This installment takes place almost entirely on the comet Phang, where the group is forced to stop for fuel. Subtitled “The War For Phang,” the publisher’s summary calls it self-contained. It isn’t, really, since a new reader would be lost without some past history with the characters–or would lack empathy with them, at the least. There is a whole group of Phang residents that the group adopts, and new information about the Freelancers. The Will loses his union membership; Lying Cat declines his offer to reunite; new Freelancer The March catches up with the family (demonstrating that they are on the run for a reason), and exit the stage. In the end the family escapes, and young Hazel (still the narrator) learns lessons about family, friends, and loss. It’s ultimately an extended intermission in the main action, but it does touch on several things that should have long-term impact.
Gail Simone’s creator-owned series continues to paint a world that looks like ours: but there are aliens actively working to take over. Cult leader/horror novelist Astrid Mueller has the ability to see the invaders for what they are–despite their ability to pass for human–so she is a target. But the assassination attempt that is the centerpiece of this collection comes from Astrid’s brother. It sets several changes into motion, including a takeover attempt by another cult leader and journalist Chloe Pierce’s increased involvement in Astrid’s organization. Chloe has a surprising role in saving Astrid (along with an alien ally), and Chloe has surprises of her own. None of the major actors are ethically clean: they all have a habit of threatening loved ones (if not actually holding them hostage) to get people to do what they want. This volume moves the story along nicely, filling in back story while also revealing new information about the aliens and the main players.
There’s a good reason why the word “New” is spray-painted across the series title on the cover in some sources.

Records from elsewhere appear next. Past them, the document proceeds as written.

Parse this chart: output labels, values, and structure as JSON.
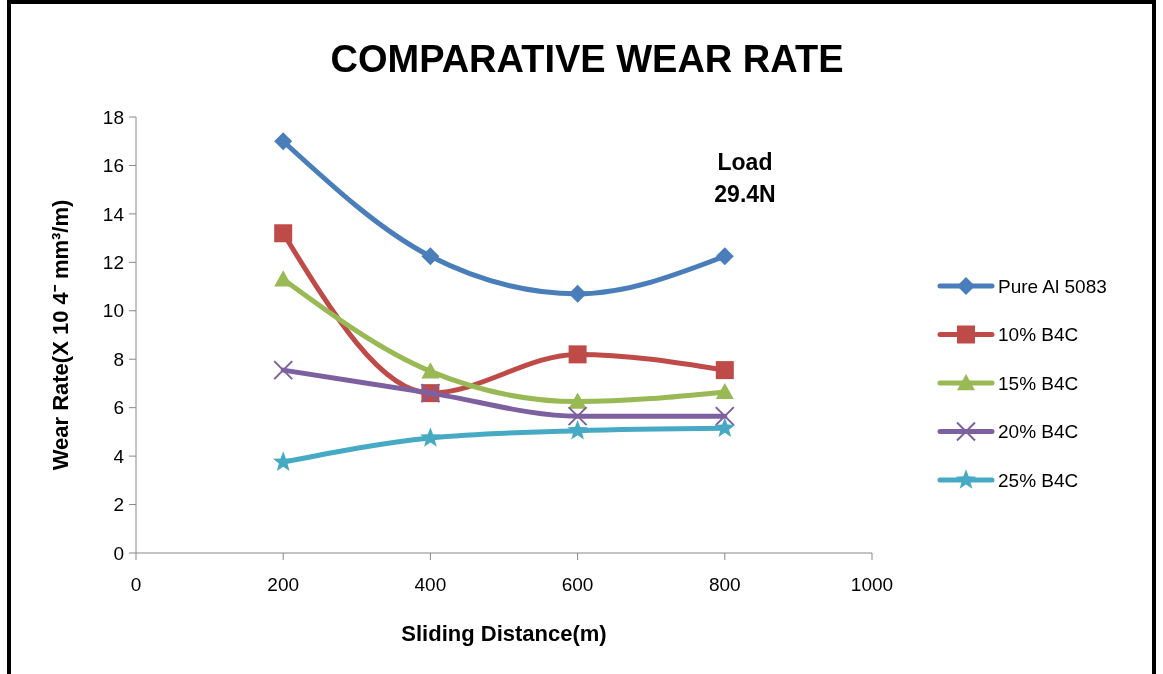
{
  "chart_data": {
    "type": "line",
    "title": "COMPARATIVE WEAR RATE",
    "xlabel": "Sliding Distance(m)",
    "ylabel": "Wear Rate(X 10 4⁻ mm³/m)",
    "annotations": [
      "Load\n29.4N"
    ],
    "x": [
      200,
      400,
      600,
      800
    ],
    "xlim": [
      0,
      1000
    ],
    "xticks": [
      0,
      200,
      400,
      600,
      800,
      1000
    ],
    "ylim": [
      0,
      18
    ],
    "yticks": [
      0,
      2,
      4,
      6,
      8,
      10,
      12,
      14,
      16,
      18
    ],
    "grid": false,
    "legend": "right",
    "line_style": "solid",
    "series": [
      {
        "name": "Pure Al 5083",
        "color": "#4a7ebb",
        "marker": "diamond",
        "values": [
          17,
          12.25,
          10.7,
          12.25
        ]
      },
      {
        "name": "10% B4C",
        "color": "#be4b48",
        "marker": "square",
        "values": [
          13.2,
          6.6,
          8.2,
          7.55
        ]
      },
      {
        "name": "15% B4C",
        "color": "#98b954",
        "marker": "triangle",
        "values": [
          11.3,
          7.5,
          6.25,
          6.65
        ]
      },
      {
        "name": "20% B4C",
        "color": "#7d60a0",
        "marker": "cross",
        "values": [
          7.55,
          6.6,
          5.65,
          5.65
        ]
      },
      {
        "name": "25% B4C",
        "color": "#46aac5",
        "marker": "star",
        "values": [
          3.75,
          4.75,
          5.05,
          5.15
        ]
      }
    ]
  }
}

Freshman Finals at the end of the previous school year left only one member of the core cast standing: Saya. Her enemies on the Student Council now rule the school with an iron hand (although there is plenty of internal dissension, sure to be fuel for future story lines). So we’re introduced to a colorful new group of first year students: Quan, a Vietnamese rockabilly; Helmut, an East German metal-head; Zenzele, refugee of a brutal African civil war; and Tosahwi, a Native American skate punk. Like their predecessors, they are both colorful and full of surprises. They have barely had time to get into trouble before they get thrown into a pitched battle against a gang sent by Saya’s brother to bring her back home, along with the family sword she wields. After a double-cross, her fate is uncertain. The last issue, “Ballad of Marcus & Maria: A Prologue” catches us up with these characters who left the school earlier–and promises more about them. Will they return to the school, or will the story begin to branch off into parallel story lines? Surprising as the previous collection was, this one packs in almost as many, and proves that Remender and Craig have an endless supply of interesting characters to fill out the cast.
When we last saw monster-hunting P.I. Cal McDonald he had been transformed from a ghoul into some kind of demonic monster (note the wings on the cover image). This story arc finally builds towards the Major Event that has been hinted at for a long time (even bigger than the human/monster war that is threatening to break out). Two demon babies show up in Los Angeles, transforming every human they meet into a murderous monster–of the “fly into a rage and eat each other” variety. They are seeking the titular Third Child which will unite with them and create hell on earth (sounds a lot like Hellboy, now that I come to think of it). After fighting against his growing demonic nature, Cal figures out that he is the Third Child. But instead of joining up, he fights the combined children (together they make a huge monster, the better for Cal to hit). The battle is a bit anticlimactic, but it leaves Cal transformed. Back to human form, perhaps? The final panels are ambiguous. It looks like this may be the finale of the series: although it wasn’t announced as such, there have been no new stories for the nearly three years since the last monthly issue in late 2014. A bit disappointing if so.